The table below shows performance of the model on the internal validation set consisting of 151 molecules. Predictions for 103 compounds (68.2% of the validation set) within Model Applicability Domain (indicated by Reliability Index (RI) value > 0.3) are highly accurate:

Predicted
True False Accuracy 91.3%
True 60 4 Sensitivity 93.4%
False 5 34 Specificity 87.2%
  • Only compounds within Applicability Domain (RI > 0.3) were considered in testing.

Model Trainability Demonstration

Distribution of Test Set compound by RI values of predictions after addition of different portions of PubChem data set to the Self-training Library
Distribution of Test Set compound by RI values of predictions after addition of different portions of PubChem data set to the Self-training Library

Trainability of the described predictive model of hERG inhibition was tested using an external data set derived from HTS fluorescence assay that has recently become available in the PubChem database.
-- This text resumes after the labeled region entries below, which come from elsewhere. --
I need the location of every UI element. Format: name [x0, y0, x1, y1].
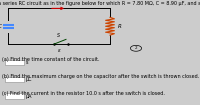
Text: C: C: [0, 24, 2, 29]
Text: ε: ε: [58, 48, 60, 53]
FancyBboxPatch shape: [5, 77, 24, 82]
FancyBboxPatch shape: [5, 60, 24, 65]
FancyBboxPatch shape: [5, 93, 24, 99]
Text: (b) Find the maximum charge on the capacitor after the switch is thrown closed.: (b) Find the maximum charge on the capac…: [2, 74, 199, 79]
Text: (a) Find the time constant of the circuit.: (a) Find the time constant of the circui…: [2, 57, 100, 62]
Text: s: s: [26, 60, 28, 65]
Text: R: R: [118, 24, 122, 29]
Text: µC: µC: [26, 77, 32, 82]
Text: S: S: [57, 33, 61, 38]
Text: 2: 2: [135, 46, 137, 50]
Text: (c) Find the current in the resistor 10.0 s after the switch is closed.: (c) Find the current in the resistor 10.…: [2, 91, 165, 96]
Text: µA: µA: [26, 94, 32, 99]
Text: Consider a series RC circuit as in the figure below for which R = 7.80 MΩ, C = 8: Consider a series RC circuit as in the f…: [0, 1, 200, 6]
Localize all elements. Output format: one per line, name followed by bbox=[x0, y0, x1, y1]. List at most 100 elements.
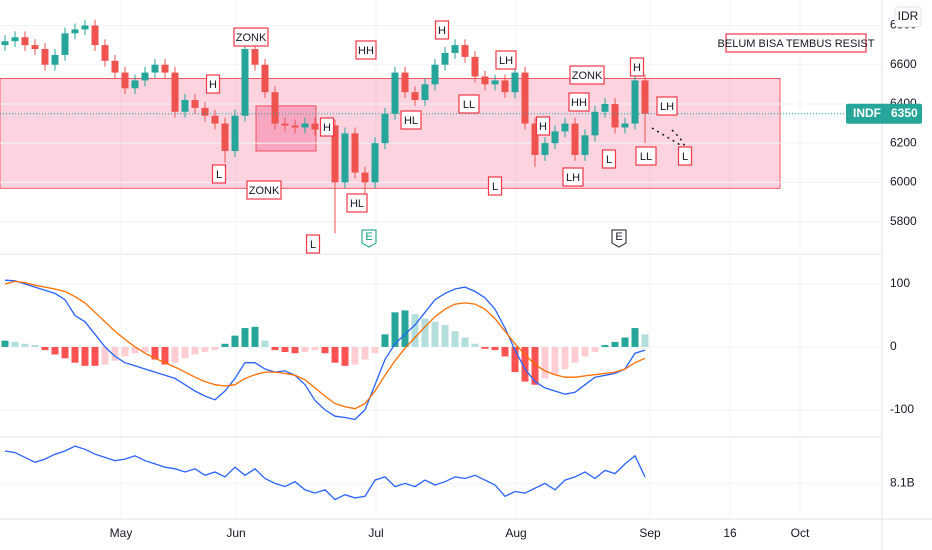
label-box bbox=[233, 27, 269, 47]
label: L bbox=[310, 239, 316, 251]
label-box bbox=[400, 110, 422, 130]
label: H bbox=[323, 122, 331, 134]
candle-body bbox=[131, 80, 139, 89]
histogram-bar bbox=[21, 343, 29, 347]
histogram-bar bbox=[221, 343, 229, 347]
label-box bbox=[495, 50, 517, 70]
histogram-bar bbox=[61, 346, 69, 359]
histogram-bar bbox=[451, 331, 459, 347]
x-tick-label: Aug bbox=[505, 526, 526, 540]
histogram-bar bbox=[481, 346, 489, 349]
label: L bbox=[682, 151, 688, 163]
candle-body bbox=[161, 64, 169, 73]
histogram-bar bbox=[471, 343, 479, 347]
histogram-bar bbox=[331, 346, 339, 363]
histogram-bar bbox=[381, 334, 389, 347]
label: LH bbox=[660, 101, 674, 113]
label-box bbox=[569, 65, 605, 85]
label-box bbox=[535, 116, 551, 136]
histogram-bar bbox=[191, 346, 199, 355]
y-tick-label: 6600 bbox=[890, 57, 917, 71]
candle-body bbox=[141, 72, 149, 81]
candle-body bbox=[441, 52, 449, 65]
event-marker bbox=[361, 229, 377, 248]
candle-body bbox=[311, 123, 319, 130]
histogram-bar bbox=[1, 340, 9, 347]
label: L bbox=[606, 154, 612, 166]
histogram-bar bbox=[151, 346, 159, 360]
candle-body bbox=[21, 37, 29, 46]
y-tick-label: 5800 bbox=[890, 214, 917, 228]
event-label: E bbox=[365, 231, 372, 243]
candle-body bbox=[501, 80, 509, 93]
histogram-bar bbox=[601, 345, 609, 347]
label: LH bbox=[499, 55, 513, 67]
candle-body bbox=[231, 115, 239, 152]
label: H bbox=[209, 79, 217, 91]
histogram-bar bbox=[521, 346, 529, 382]
label-box bbox=[305, 234, 321, 254]
histogram-bar bbox=[541, 346, 549, 379]
histogram-bar bbox=[311, 346, 319, 351]
candle-body bbox=[201, 107, 209, 116]
candle-body bbox=[91, 25, 99, 46]
x-tick-label: 16 bbox=[723, 526, 737, 540]
label: H bbox=[539, 121, 547, 133]
histogram-bar bbox=[401, 310, 409, 347]
label: HH bbox=[358, 45, 374, 57]
price-label: 6350 bbox=[891, 106, 918, 120]
label-box bbox=[562, 167, 584, 187]
histogram-bar bbox=[351, 346, 359, 365]
candle-body bbox=[281, 123, 289, 126]
histogram-bar bbox=[161, 346, 169, 365]
histogram-bar bbox=[321, 346, 329, 354]
label-box bbox=[487, 176, 503, 196]
event-label: E bbox=[615, 231, 622, 243]
x-tick-label: Oct bbox=[791, 526, 810, 540]
label: HL bbox=[404, 115, 418, 127]
label-box bbox=[629, 57, 645, 77]
symbol-label: INDF bbox=[853, 106, 881, 120]
y-tick-label: 6000 bbox=[890, 175, 917, 189]
x-tick-label: Jul bbox=[368, 526, 383, 540]
candle-body bbox=[381, 113, 389, 144]
label-box bbox=[246, 180, 282, 200]
candle-body bbox=[31, 45, 39, 50]
label: HH bbox=[571, 97, 587, 109]
histogram-bar bbox=[361, 346, 369, 360]
histogram-bar bbox=[531, 346, 539, 385]
x-tick-label: Sep bbox=[639, 526, 661, 540]
candle-body bbox=[261, 64, 269, 93]
candle-body bbox=[121, 72, 129, 89]
label: LL bbox=[463, 99, 475, 111]
candle-body bbox=[251, 49, 259, 65]
histogram-bar bbox=[561, 346, 569, 369]
candle-body bbox=[481, 76, 489, 85]
histogram-bar bbox=[201, 346, 209, 352]
candle-body bbox=[71, 29, 79, 34]
label: L bbox=[216, 169, 222, 181]
histogram-bar bbox=[411, 314, 419, 347]
candle-body bbox=[581, 135, 589, 155]
plot bbox=[0, 0, 882, 519]
zone bbox=[0, 78, 781, 189]
histogram-bar bbox=[111, 346, 119, 361]
histogram-bar bbox=[501, 346, 509, 357]
candle-body bbox=[331, 125, 339, 183]
label-box bbox=[601, 149, 617, 169]
label-box bbox=[568, 92, 590, 112]
candle-body bbox=[461, 45, 469, 57]
candle-body bbox=[361, 172, 369, 183]
y-tick-label: 0 bbox=[890, 339, 897, 353]
candle-body bbox=[371, 143, 379, 183]
signal-line bbox=[4, 280, 646, 410]
histogram-bar bbox=[591, 346, 599, 352]
label: H bbox=[438, 25, 446, 37]
histogram-bar bbox=[431, 321, 439, 347]
candle-body bbox=[621, 123, 629, 128]
histogram-bar bbox=[171, 346, 179, 363]
candle-body bbox=[531, 123, 539, 155]
histogram-bar bbox=[511, 346, 519, 373]
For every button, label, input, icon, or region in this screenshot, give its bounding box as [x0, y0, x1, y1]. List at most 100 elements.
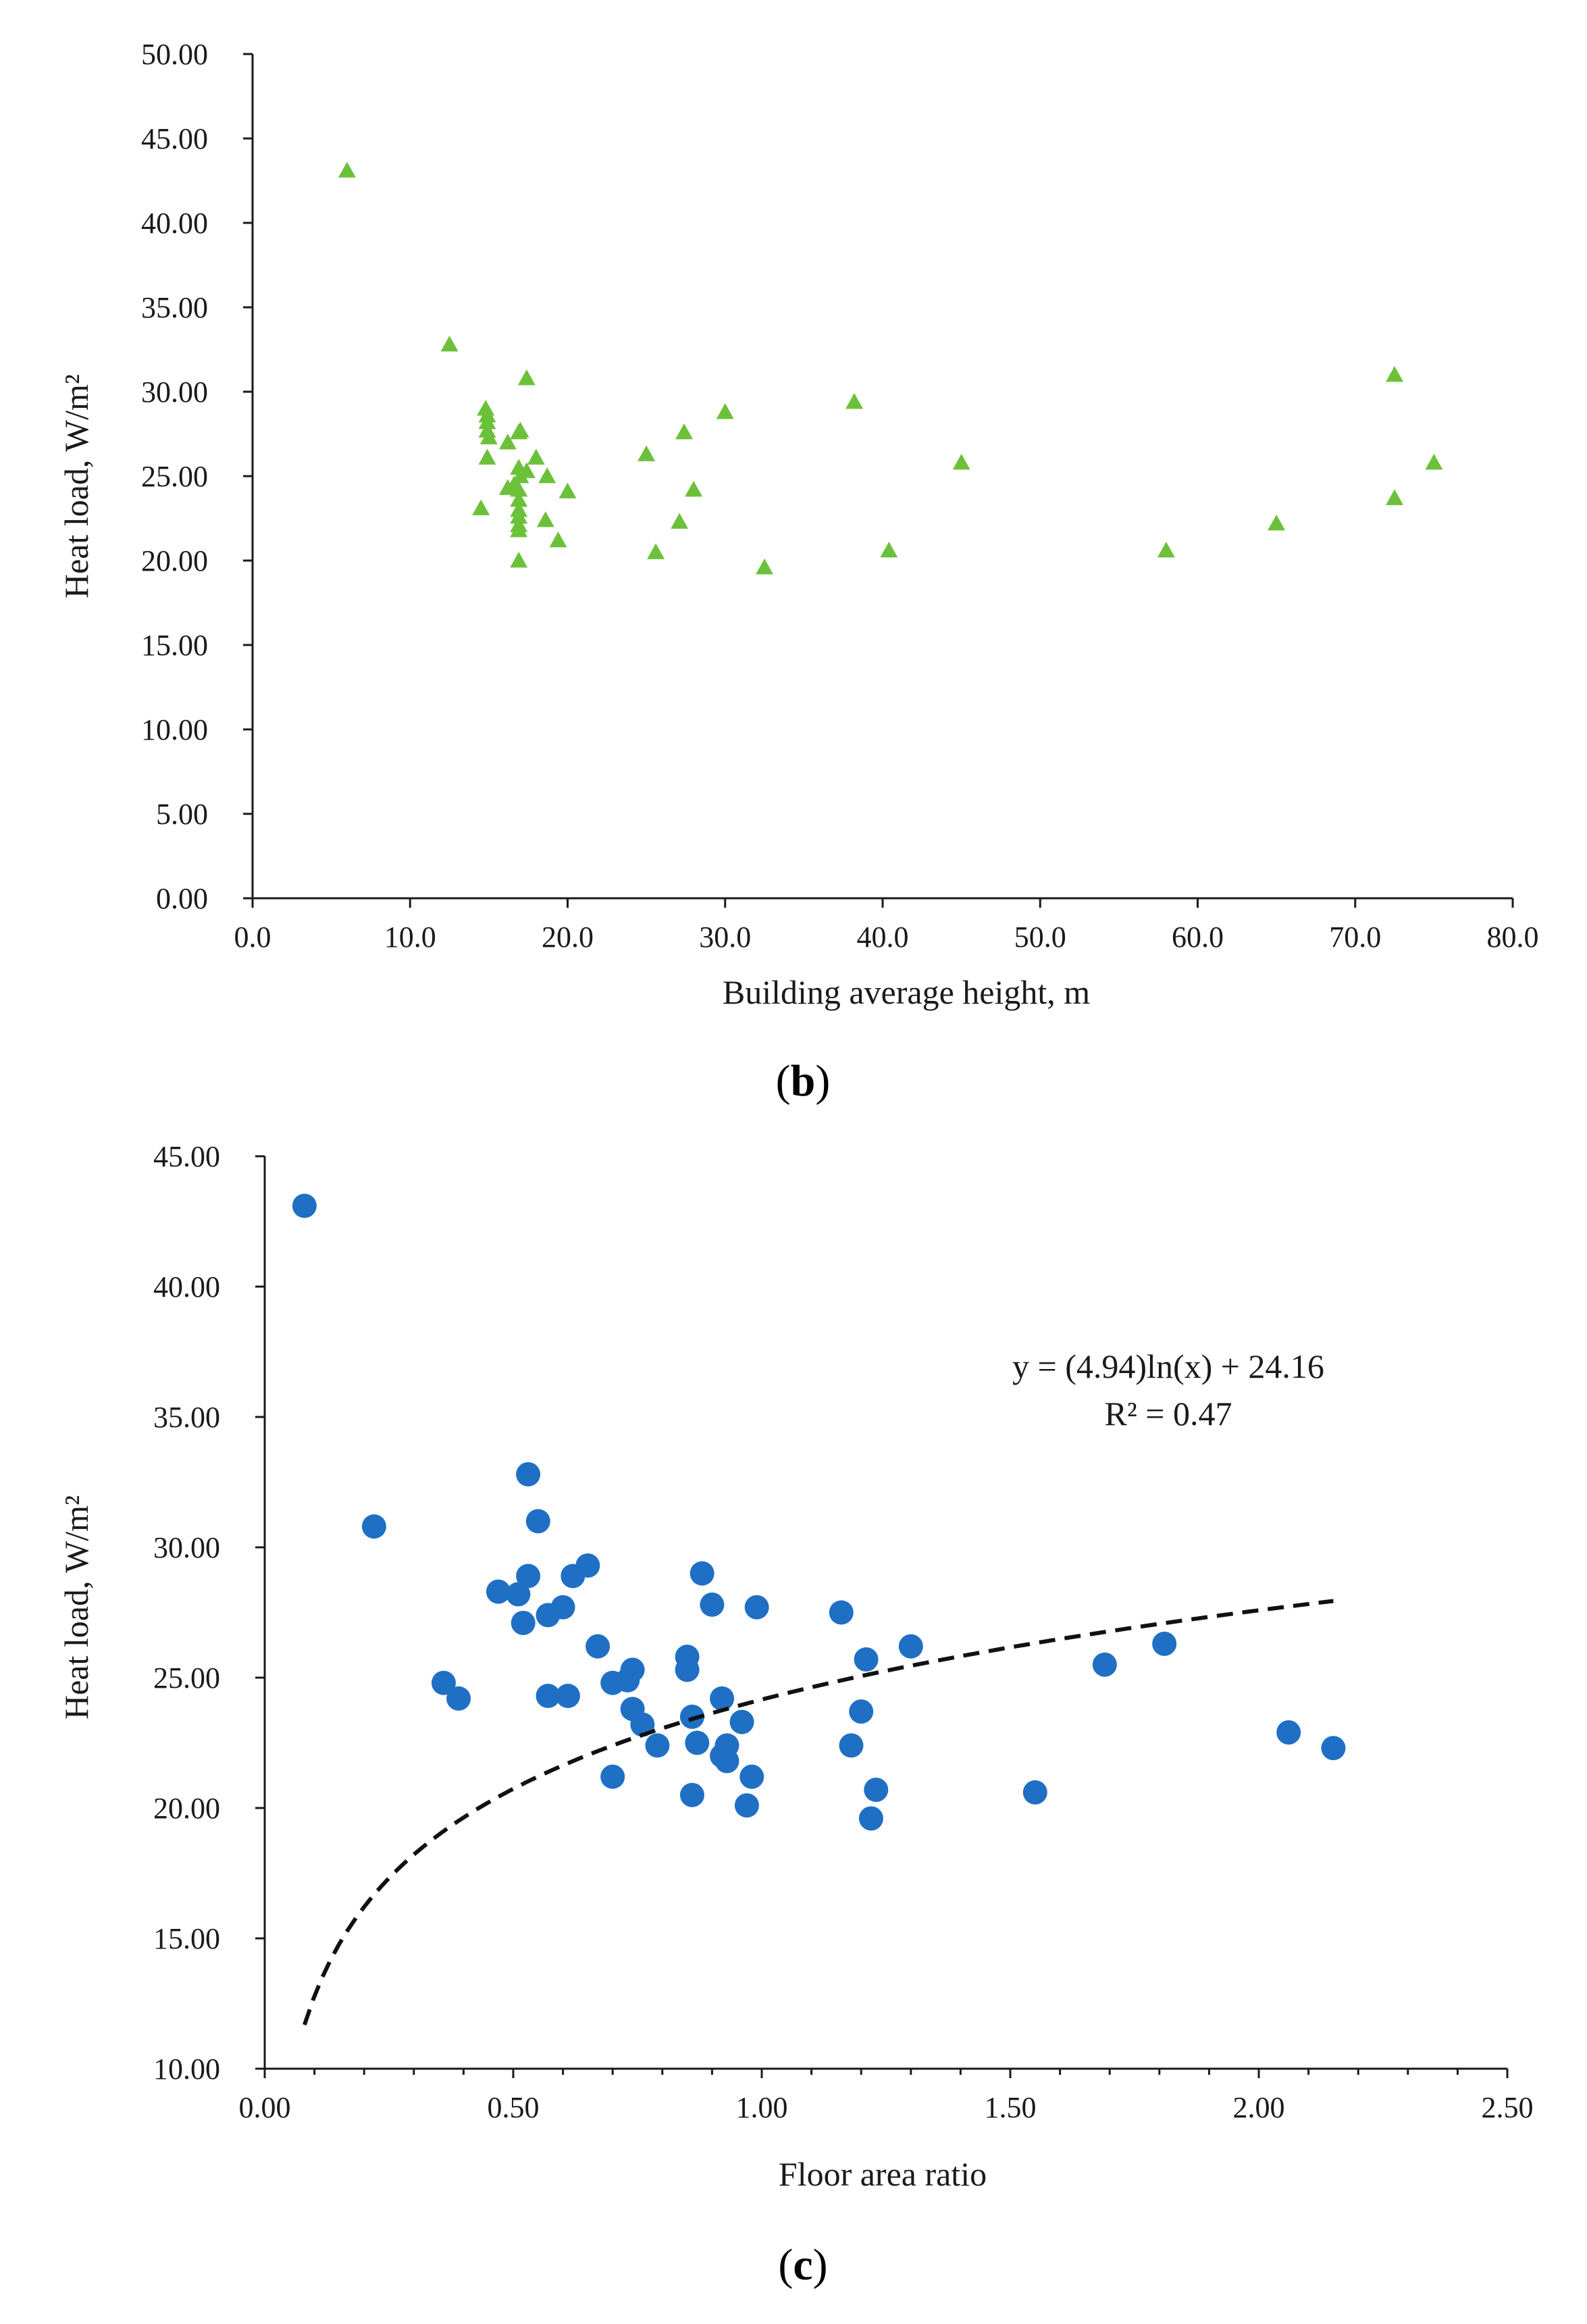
- c-x-tick-label: 0.00: [239, 2091, 291, 2124]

Validation procedure was performed as follows:

  • HTS fluorescence assay data for 1609 compounds were extracted from Pubchem database. Quantitative values provided in the PubChem database (PubChem scores - fluorescence increase over negative control compared to reference compound terfenadine) were converted to binary representation: compounds with Pubchem score > 40% were considered hERG inhibitors; those with Pubchem score from -20 to 20% - non-inhibitors.
  • Part of this external data library was reserved as a test set. The remaining data were added to the Selftraining

Library in three steps.

  • The resulting models containing different portions of HTS data were validated against the reserved test set.

When calculations for the test set are made using Built-in Self-training Library, predicted values for many compounds aremarked ‘Not reliable’ (i.e. fall outside of the Model Applicability Domain, red bars in the figure). However, as discussed above, prediction accuracy is still impressive if calculations of at least borderline reliability (RI ≥ 0.3) are considered. The key point is the appearance of a considerable number of moderate (RI ≥ 0.5) and high quality predictions (RI ≥ 0.7) when even a small part of external data set is added to the Self-training Library (green bars in the figure). The percentage of reliable predictions goes even higher with further expansion of the Library, while the same or better overall accuracy of calculations is maintained:

Reliability RI > 0.5 RI > 0.7
Library N Accuracy N Accuracy
Built-in 104 96.15% 6 83.33%
Built-in + 320 302 99.01% 150 99.33%
Built-in + 623 345 99.13% 177 99.48%
Built-in + 935 376 98.34% 192 99.48%

These results demonstrate the ability of our ‘Trainable model’ methodology to adapt the existing model to the particular chemical space represented by an external compound set. It is also obvious that our Training engine successfully corrects for the differences in experimental estimation when data from different assays are combined and therefore, is particularly suitable for analysis of ‘in-house’ data.